When run on the data from post #9 I get:

Code:

branches/upgrade/Build/scripts/svnscripts/svnsbupdater
branches/upgrade/Build/scripts/svnscripts/svnsbupdater
branches/upgrade/Build/scripts/toolmenu/buildmenu
branches/upgrade/Build/scripts/svnscripts/svnsbupdater
branches/upgrade/Build/scripts/svnscripts/svnsbupdater
branches/upgrade/Build/scripts/toolmenu/buildmenu
branches/upgrade/Build/scripts/svnscripts/svnsbupdater
branches/upgrade/Build/scripts/toolmenu/buildmenu
branches/upgrade/Build/scripts/compile/build
branches/upgrade/Build/scripts/toolmenu/buildmenu
branches/upgrade/Build/scripts/toolmenu/buildmenu

Now if I am not mistaken, this has neither removed duplicates nor listing only files?

I do not see how any string filtering or manipulation will help as you have no way of telling the difference between files and directories.
Your own example is flawed in the fact that only a visual look at the data can let you know what is a file or directory:

Not only will a file always contain a dir path but so will the directory??

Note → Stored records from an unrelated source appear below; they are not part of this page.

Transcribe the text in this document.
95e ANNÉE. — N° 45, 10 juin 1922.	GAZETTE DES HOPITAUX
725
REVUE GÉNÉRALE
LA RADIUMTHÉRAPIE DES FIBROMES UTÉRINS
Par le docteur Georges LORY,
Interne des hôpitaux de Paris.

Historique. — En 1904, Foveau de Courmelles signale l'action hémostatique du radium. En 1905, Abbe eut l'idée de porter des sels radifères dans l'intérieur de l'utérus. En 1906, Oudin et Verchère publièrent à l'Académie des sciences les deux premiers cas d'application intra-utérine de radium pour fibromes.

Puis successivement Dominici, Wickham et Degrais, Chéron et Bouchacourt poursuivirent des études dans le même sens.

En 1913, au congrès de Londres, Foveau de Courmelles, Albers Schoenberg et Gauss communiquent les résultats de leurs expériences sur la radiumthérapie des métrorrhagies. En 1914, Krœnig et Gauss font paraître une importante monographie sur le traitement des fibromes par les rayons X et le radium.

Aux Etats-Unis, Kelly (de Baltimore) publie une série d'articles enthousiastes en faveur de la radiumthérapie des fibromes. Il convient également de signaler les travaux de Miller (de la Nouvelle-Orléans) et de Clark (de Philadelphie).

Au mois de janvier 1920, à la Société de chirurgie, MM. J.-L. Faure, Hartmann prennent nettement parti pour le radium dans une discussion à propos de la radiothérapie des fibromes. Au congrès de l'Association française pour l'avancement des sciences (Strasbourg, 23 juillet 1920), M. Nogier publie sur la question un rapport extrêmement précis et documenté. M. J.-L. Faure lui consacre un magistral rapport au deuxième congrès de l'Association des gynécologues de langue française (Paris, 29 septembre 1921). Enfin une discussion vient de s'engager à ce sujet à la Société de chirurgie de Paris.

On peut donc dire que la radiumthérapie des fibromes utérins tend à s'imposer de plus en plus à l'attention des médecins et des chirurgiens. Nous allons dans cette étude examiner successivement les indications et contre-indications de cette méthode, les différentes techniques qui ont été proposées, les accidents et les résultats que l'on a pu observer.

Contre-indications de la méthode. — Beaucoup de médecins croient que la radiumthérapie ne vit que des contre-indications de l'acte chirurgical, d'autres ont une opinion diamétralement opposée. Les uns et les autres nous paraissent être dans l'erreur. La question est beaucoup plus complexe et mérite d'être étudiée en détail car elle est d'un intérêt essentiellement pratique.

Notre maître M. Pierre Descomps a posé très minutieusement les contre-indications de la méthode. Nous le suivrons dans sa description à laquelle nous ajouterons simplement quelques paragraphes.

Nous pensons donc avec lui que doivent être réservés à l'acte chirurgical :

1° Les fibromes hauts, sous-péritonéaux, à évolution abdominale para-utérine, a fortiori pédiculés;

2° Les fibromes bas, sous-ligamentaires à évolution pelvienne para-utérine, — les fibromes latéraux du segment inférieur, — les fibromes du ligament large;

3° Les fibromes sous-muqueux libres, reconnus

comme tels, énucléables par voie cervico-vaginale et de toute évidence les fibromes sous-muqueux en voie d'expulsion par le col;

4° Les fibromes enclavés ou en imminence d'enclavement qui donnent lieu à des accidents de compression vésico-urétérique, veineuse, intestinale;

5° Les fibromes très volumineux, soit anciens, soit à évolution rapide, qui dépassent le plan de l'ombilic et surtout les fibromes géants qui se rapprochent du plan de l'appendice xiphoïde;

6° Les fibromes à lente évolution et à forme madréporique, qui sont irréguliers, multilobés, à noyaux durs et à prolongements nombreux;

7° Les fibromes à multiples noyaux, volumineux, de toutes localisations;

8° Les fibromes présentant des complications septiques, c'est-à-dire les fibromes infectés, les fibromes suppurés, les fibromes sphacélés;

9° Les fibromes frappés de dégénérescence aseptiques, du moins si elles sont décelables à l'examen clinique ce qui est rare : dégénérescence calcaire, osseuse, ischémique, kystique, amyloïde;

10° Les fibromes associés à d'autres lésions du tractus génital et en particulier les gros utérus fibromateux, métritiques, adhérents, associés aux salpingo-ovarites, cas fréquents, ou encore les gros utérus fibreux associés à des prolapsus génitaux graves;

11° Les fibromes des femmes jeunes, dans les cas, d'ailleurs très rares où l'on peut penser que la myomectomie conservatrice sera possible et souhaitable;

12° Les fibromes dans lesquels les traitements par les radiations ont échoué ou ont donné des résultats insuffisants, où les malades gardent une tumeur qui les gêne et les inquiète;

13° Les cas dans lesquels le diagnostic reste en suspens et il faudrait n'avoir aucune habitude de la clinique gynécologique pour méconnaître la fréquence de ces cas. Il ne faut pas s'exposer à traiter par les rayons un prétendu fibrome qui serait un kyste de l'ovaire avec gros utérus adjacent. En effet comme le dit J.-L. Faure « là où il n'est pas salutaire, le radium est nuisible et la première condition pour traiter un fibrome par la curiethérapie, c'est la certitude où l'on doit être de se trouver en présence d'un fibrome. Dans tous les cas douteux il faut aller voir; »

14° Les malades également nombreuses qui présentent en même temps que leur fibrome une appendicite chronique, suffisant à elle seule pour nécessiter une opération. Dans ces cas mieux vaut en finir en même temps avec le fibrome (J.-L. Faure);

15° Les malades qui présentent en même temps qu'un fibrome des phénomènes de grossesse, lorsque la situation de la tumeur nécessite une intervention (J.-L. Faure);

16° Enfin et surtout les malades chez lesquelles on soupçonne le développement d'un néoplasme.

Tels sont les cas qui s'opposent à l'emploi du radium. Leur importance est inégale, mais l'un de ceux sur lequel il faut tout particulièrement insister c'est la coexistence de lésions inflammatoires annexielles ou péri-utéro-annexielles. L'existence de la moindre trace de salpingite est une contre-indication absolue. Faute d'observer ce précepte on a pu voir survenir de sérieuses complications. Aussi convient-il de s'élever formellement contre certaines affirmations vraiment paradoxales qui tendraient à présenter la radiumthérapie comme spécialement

Below is how it worked...parse.pl contains the Perl code, by combining the awk I was able to removed all the duplicates and the Directories...

Code:

[san@san1 tmp]$ cat t.txt 
branches/upgrade/Build/scripts
branches/upgrade/Build/scripts/svnscripts
branches/upgrade/Build/scripts/toolmenu
branches/upgrade/Build/scripts/svnscripts/svnsbupdater
branches/upgrade/Build/scripts/svnscripts/svnsbupdater
branches/upgrade/Build/scripts/toolmenu/buildmenu
branches/upgrade/Build/scripts/svnscripts/svnsbupdater
branches/upgrade/Build/scripts/toolmenu/buildmenu
branches/upgrade/Build/scripts/compile
branches/upgrade/Build/scripts/compile/build
branches/upgrade/Build/scripts/toolmenu/buildmenu
branches/upgrade/Build/scripts/toolmenu/buildmenu
[san@san1 tmp]$ cat t.txt | awk '!_[$1]++'
branches/upgrade/Build/scripts
branches/upgrade/Build/scripts/svnscripts
branches/upgrade/Build/scripts/toolmenu
branches/upgrade/Build/scripts/svnscripts/svnsbupdater
branches/upgrade/Build/scripts/toolmenu/buildmenu
branches/upgrade/Build/scripts/compile
branches/upgrade/Build/scripts/compile/build
[san@san1 tmp]$ cat t.txt | awk '!_[$1]++' | ./parse.pl 
branches/upgrade/Build/scripts/svnscripts/svnsbupdater
branches/upgrade/Build/scripts/toolmenu/buildmenu
branches/upgrade/Build/scripts/compile/build
[san@san1 tmp]$

Thanks for helping me out...

grail · 06-21-2012, 08:55 AM

Well I think it is important to note for people who might search and find this solution that it works incorrectly on the assumption that the longest match for the same path
will end in a file name. An easy example, if we assume that directory blah is as follows:

Code:

branches/upgrade/Build/scripts/compile
branches/upgrade/Build/scripts/compile/blah
branches/upgrade/Build/scripts/compile/build
branches/upgrade/Build/scripts/toolmenu/buildmenu

Your solution will return this as a valid file path when only by manually viewing will we know that it is in fact a directory.